Book: The Secret History Of Modern Witchcraft by Allen Greenfield
This monograph has a long history. The earliest published draft appeared in a small, independent radical journal during my sojourn in Florida in the middle 1980s. I was at that time closely associated with the OTO, but was not then an initiate member. I had been in close contact with Wiccan and other Neopagan groups at that time for over a decade.
I had been a welcome guest in many Neopagan circles, from
Northern California to Southern Florida, and was widely, although inaccurately, described as a "Neopagan writer" (as in Margot Adler's Drawing Down the Moon). I was frequently published in the journal of the Church of All Worlds, Green Egg. Several years later, a revised and updated version appeared in the first issue of LAShTAL, the journal of Eulis Lodge OTO, which by then I had joined.
Since that time, the essay has been repeatedly updated and revised. After I lost my bid for it, the copy of Ye Book of Ye Arte Magical in the Ripley Collection was sold to a private collector with pro Wiccan sympathies (or so I have heard) and has disappeared from view, though I understand each page has been photographed and will likely appear soon in facsimile, for all to judge for themselves. I got a VERY good look at it, and expect no serious surprises.
A bootleg edition of this essay appeared in Canada in 2003. This version has never before been published before, and was prepared especially for this anthology. It was one of the editor's selections—I claim no connection to, or responsibility for any of the other selections published here, any more than I do for the choice of titles of the volume itself. But this essay is a product of some nearly twenty years of research and revision on my part. There are conjectures that might be wrong, and certainly satirical points not intended to be taken at face value, but it is a carefully measured, honest appraisal of the origins of "the old religion" as it has called itself, or Wicca. It is not an attack on a system of beliefs.
My bottom line is that Wicca is not related historically in any way other than literary inspiration to any aboriginal pagan religion. It is, in fact, a product of the 1930s and '40s, hugely influenced by the rituals of Freemasonry, the Hermetic Order of the Golden Dawn, and the Ordo Templi Orientis (OTO). It, in fact, is a errant direct descendent of an OTO encampment in London chartered by Aleister Crowley, then the OTO Grand Master General, and under direction of Crowley's student and would-be successor, Gerald Gardner. It is interesting to observe that Crowley's Acting Master of Agape Lodge OTO in America in the same period also wrote extensively a few years later on a "revival of witchcraft".

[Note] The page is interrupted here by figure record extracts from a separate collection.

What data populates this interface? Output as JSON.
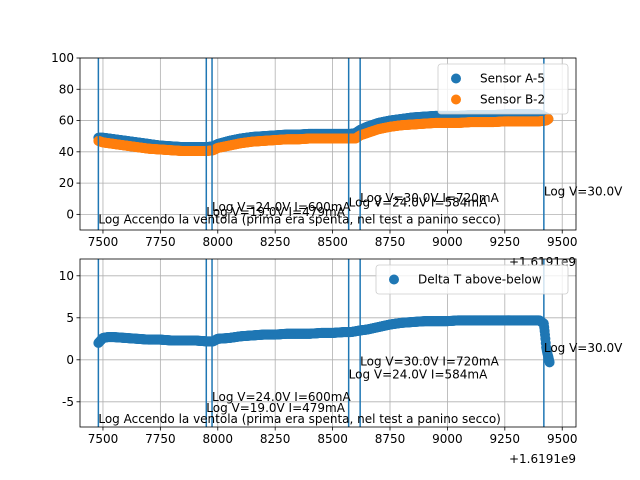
{
  "chart_data": [
    {
      "type": "scatter",
      "x_offset_label": "+1.6191e9",
      "xlim": [
        7400,
        9560
      ],
      "ylim": [
        -10,
        100
      ],
      "x_ticks": [
        7500,
        7750,
        8000,
        8250,
        8500,
        8750,
        9000,
        9250,
        9500
      ],
      "y_ticks": [
        0,
        20,
        40,
        60,
        80,
        100
      ],
      "grid": true,
      "legend_position": "top-right",
      "series": [
        {
          "name": "Sensor A-5",
          "color": "#1f77b4",
          "x": [
            7480,
            7500,
            7550,
            7600,
            7650,
            7700,
            7750,
            7800,
            7850,
            7900,
            7950,
            7980,
            8000,
            8050,
            8100,
            8150,
            8200,
            8250,
            8300,
            8350,
            8400,
            8450,
            8500,
            8550,
            8580,
            8600,
            8620,
            8650,
            8700,
            8750,
            8800,
            8850,
            8900,
            8950,
            9000,
            9050,
            9100,
            9150,
            9200,
            9250,
            9300,
            9350,
            9400,
            9430,
            9440
          ],
          "y": [
            49,
            49,
            48,
            47,
            46,
            45,
            44,
            43.5,
            43,
            43,
            43,
            43.5,
            45,
            47,
            48.5,
            49.5,
            50,
            50.5,
            51,
            51,
            51.5,
            51.5,
            51.5,
            51.5,
            51.5,
            52,
            54,
            56,
            58.5,
            60,
            61,
            62,
            62.5,
            63,
            63,
            63,
            63.5,
            63.5,
            63.5,
            64,
            64,
            64,
            64,
            62,
            61
          ]
        },
        {
          "name": "Sensor B-2",
          "color": "#ff7f0e",
          "x": [
            7480,
            7500,
            7550,
            7600,
            7650,
            7700,
            7750,
            7800,
            7850,
            7900,
            7950,
            7980,
            8000,
            8050,
            8100,
            8150,
            8200,
            8250,
            8300,
            8350,
            8400,
            8450,
            8500,
            8550,
            8580,
            8600,
            8620,
            8650,
            8700,
            8750,
            8800,
            8850,
            8900,
            8950,
            9000,
            9050,
            9100,
            9150,
            9200,
            9250,
            9300,
            9350,
            9400,
            9430,
            9440
          ],
          "y": [
            47,
            46,
            45,
            44,
            43,
            42,
            41.5,
            41,
            40.5,
            40.5,
            40.5,
            41,
            42.5,
            44,
            45.5,
            46.5,
            47,
            47.5,
            48,
            48,
            48.5,
            48.5,
            48.5,
            48.5,
            48.5,
            48.5,
            50.5,
            52,
            54.5,
            56,
            57,
            57.5,
            58,
            58.5,
            58.5,
            58.5,
            59,
            59,
            59,
            59.5,
            59.5,
            59.5,
            59.5,
            60,
            61
          ]
        }
      ],
      "vlines": [
        7480,
        7950,
        7975,
        8570,
        8620,
        9420
      ],
      "annotations": [
        {
          "x": 7480,
          "y": -6,
          "text": "Log Accendo la ventola (prima era spenta, nel test a panino secco)"
        },
        {
          "x": 7950,
          "y": -1,
          "text": "Log V=19.0V I=479mA"
        },
        {
          "x": 7975,
          "y": 2,
          "text": "Log V=24.0V I=600mA"
        },
        {
          "x": 8570,
          "y": 5,
          "text": "Log V=24.0V I=584mA"
        },
        {
          "x": 8620,
          "y": 8,
          "text": "Log V=30.0V I=720mA"
        },
        {
          "x": 9420,
          "y": 12,
          "text": "Log V=30.0V"
        }
      ]
    },
    {
      "type": "scatter",
      "x_offset_label": "+1.6191e9",
      "xlim": [
        7400,
        9560
      ],
      "ylim": [
        -8,
        12
      ],
      "x_ticks": [
        7500,
        7750,
        8000,
        8250,
        8500,
        8750,
        9000,
        9250,
        9500
      ],
      "y_ticks": [
        -5,
        0,
        5,
        10
      ],
      "grid": true,
      "legend_position": "top-right",
      "series": [
        {
          "name": "Delta T above-below",
          "color": "#1f77b4",
          "x": [
            7480,
            7490,
            7500,
            7520,
            7550,
            7600,
            7650,
            7700,
            7750,
            7800,
            7850,
            7900,
            7950,
            7980,
            8000,
            8050,
            8100,
            8150,
            8200,
            8250,
            8300,
            8350,
            8400,
            8450,
            8500,
            8550,
            8580,
            8600,
            8620,
            8650,
            8700,
            8750,
            8800,
            8850,
            8900,
            8950,
            9000,
            9050,
            9100,
            9150,
            9200,
            9250,
            9300,
            9350,
            9400,
            9420,
            9425,
            9430,
            9435,
            9440,
            9445
          ],
          "y": [
            2,
            2.3,
            2.6,
            2.7,
            2.7,
            2.6,
            2.5,
            2.4,
            2.4,
            2.3,
            2.3,
            2.3,
            2.2,
            2.2,
            2.5,
            2.6,
            2.8,
            2.9,
            3.0,
            3.0,
            3.1,
            3.1,
            3.1,
            3.2,
            3.2,
            3.3,
            3.3,
            3.4,
            3.5,
            3.6,
            3.9,
            4.2,
            4.4,
            4.5,
            4.6,
            4.6,
            4.6,
            4.7,
            4.7,
            4.7,
            4.7,
            4.7,
            4.7,
            4.7,
            4.7,
            4.3,
            3.0,
            1.5,
            0.8,
            0.3,
            -0.3
          ]
        }
      ],
      "vlines": [
        7480,
        7950,
        7975,
        8570,
        8620,
        9420
      ],
      "annotations": [
        {
          "x": 7480,
          "y": -7.5,
          "text": "Log Accendo la ventola (prima era spenta, nel test a panino secco)"
        },
        {
          "x": 7950,
          "y": -6.2,
          "text": "Log V=19.0V I=479mA"
        },
        {
          "x": 7975,
          "y": -4.9,
          "text": "Log V=24.0V I=600mA"
        },
        {
          "x": 8570,
          "y": -2.2,
          "text": "Log V=24.0V I=584mA"
        },
        {
          "x": 8620,
          "y": -0.7,
          "text": "Log V=30.0V I=720mA"
        },
        {
          "x": 9420,
          "y": 0.9,
          "text": "Log V=30.0V"
        }
      ]
    }
  ]
}
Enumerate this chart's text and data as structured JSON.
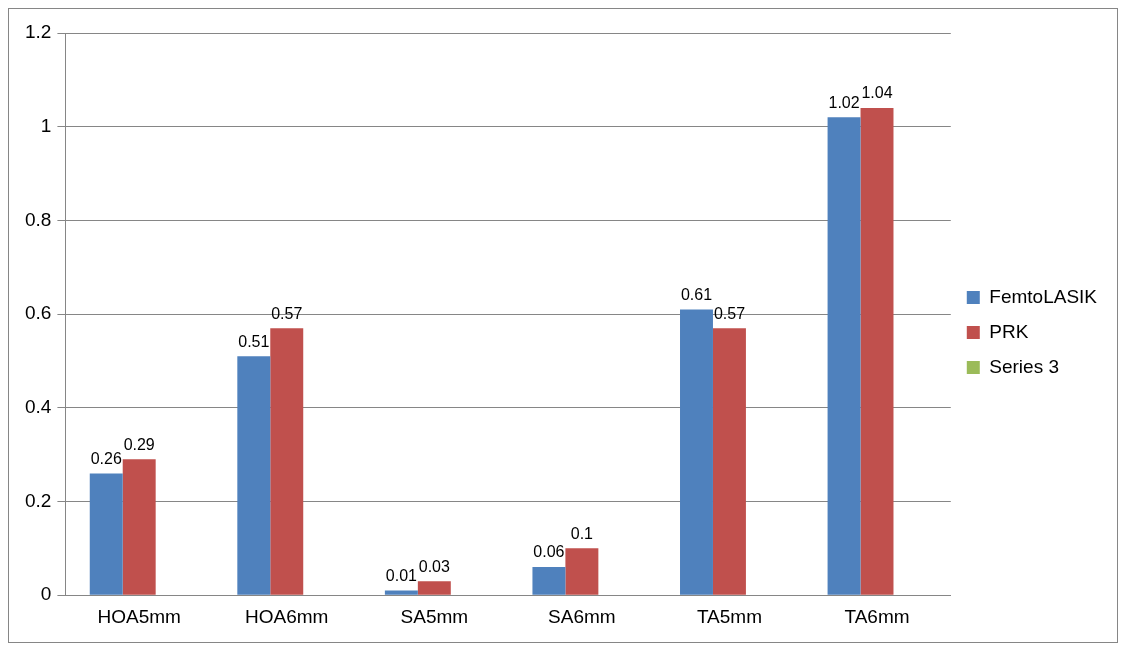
{
  "chart_data": {
    "type": "bar",
    "categories": [
      "HOA5mm",
      "HOA6mm",
      "SA5mm",
      "SA6mm",
      "TA5mm",
      "TA6mm"
    ],
    "series": [
      {
        "name": "FemtoLASIK",
        "color": "#4f81bd",
        "values": [
          0.26,
          0.51,
          0.01,
          0.06,
          0.61,
          1.02
        ]
      },
      {
        "name": "PRK",
        "color": "#c0504d",
        "values": [
          0.29,
          0.57,
          0.03,
          0.1,
          0.57,
          1.04
        ]
      },
      {
        "name": "Series 3",
        "color": "#9bbb59",
        "values": [
          null,
          null,
          null,
          null,
          null,
          null
        ]
      }
    ],
    "ylim": [
      0,
      1.2
    ],
    "yticks": [
      0,
      0.2,
      0.4,
      0.6,
      0.8,
      1,
      1.2
    ],
    "grid": "y",
    "legend": "right",
    "data_labels": true
  }
}
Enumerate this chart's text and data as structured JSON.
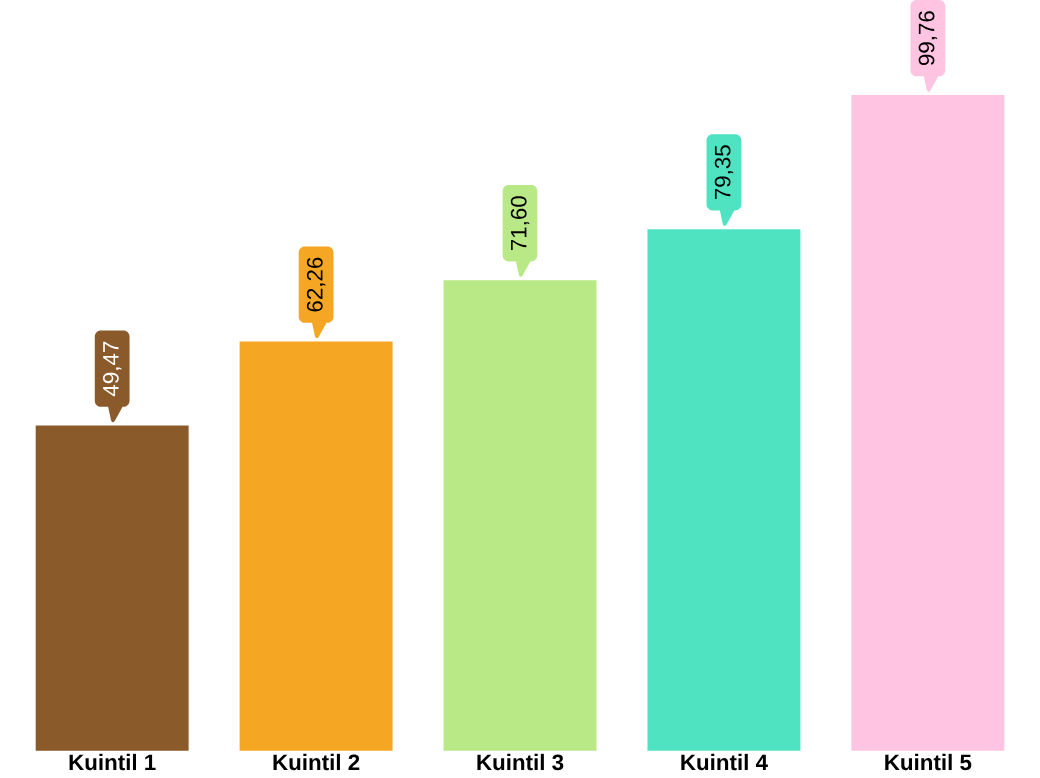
{
  "chart_data": {
    "type": "bar",
    "categories": [
      "Kuintil 1",
      "Kuintil 2",
      "Kuintil 3",
      "Kuintil 4",
      "Kuintil 5"
    ],
    "values": [
      49.47,
      62.26,
      71.6,
      79.35,
      99.76
    ],
    "colors": [
      "#8b5a2b",
      "#f5a623",
      "#b8e986",
      "#50e3c2",
      "#ffc4e1"
    ],
    "value_labels": [
      "49,47",
      "62,26",
      "71,60",
      "79,35",
      "99,76"
    ]
  }
}
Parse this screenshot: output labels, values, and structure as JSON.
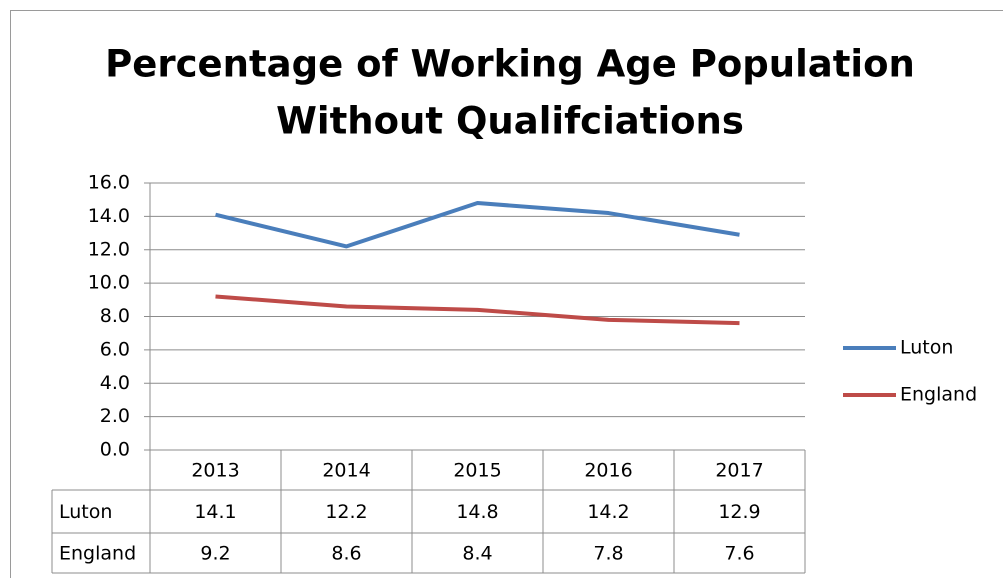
{
  "chart_data": {
    "type": "line",
    "title": [
      "Percentage of Working Age Population",
      "Without Qualifciations"
    ],
    "categories": [
      "2013",
      "2014",
      "2015",
      "2016",
      "2017"
    ],
    "series": [
      {
        "name": "Luton",
        "color": "#4a7ebb",
        "values": [
          14.1,
          12.2,
          14.8,
          14.2,
          12.9
        ]
      },
      {
        "name": "England",
        "color": "#be4b48",
        "values": [
          9.2,
          8.6,
          8.4,
          7.8,
          7.6
        ]
      }
    ],
    "ylim": [
      0,
      16
    ],
    "yticks": [
      {
        "value": 0,
        "label": "0.0"
      },
      {
        "value": 2,
        "label": "2.0"
      },
      {
        "value": 4,
        "label": "4.0"
      },
      {
        "value": 6,
        "label": "6.0"
      },
      {
        "value": 8,
        "label": "8.0"
      },
      {
        "value": 10,
        "label": "10.0"
      },
      {
        "value": 12,
        "label": "12.0"
      },
      {
        "value": 14,
        "label": "14.0"
      },
      {
        "value": 16,
        "label": "16.0"
      }
    ],
    "grid": true,
    "legend": "right",
    "data_table": true
  }
}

The present revision includes newer insights into the early claims concerning
Gerald Gardner relative to his status in the OTO. Several letters published by Bill Heidrick, International Grand Treasurer General of the OTO, exchanged between Lady Frieda Harris and both Karl Germer and Frederic Mellinger, immediately after Aleister Crowley's death, add new insight. Br. Heidrick was kind enough to provide me with copies of these letters in my preparations for the previous revision of this essay. There is also an important letter by
Gerald Gardner to Vernon Symmonds, written during the same period. A copy of the latter was kindly provided by Sabazius X°, the present U.S. Grand Master General of the OTO. I have also carefully examined the correspondence between Crowley and the Gnostic Bishop W.B. Crow, in which Crowley explicitly refers to Gardner's encampment, indicating it had a future as an OTO Lodge and urging Crow to work with it.
I have additionally had occasion to closely examine the aforementioned writings of John Whiteside Parsons on the subject of modern witchcraft, written during at the end of the same period. It is of more than passing interest that Ye Book of Ye Arte Magical, the OTO Charter granted to Gerald Gardner by Aleister Crowley, the writings by Parsons on witchcraft, the publication of High Magic's Aid and the public emergence of Wicca all date from the same period, circa 1945-1950.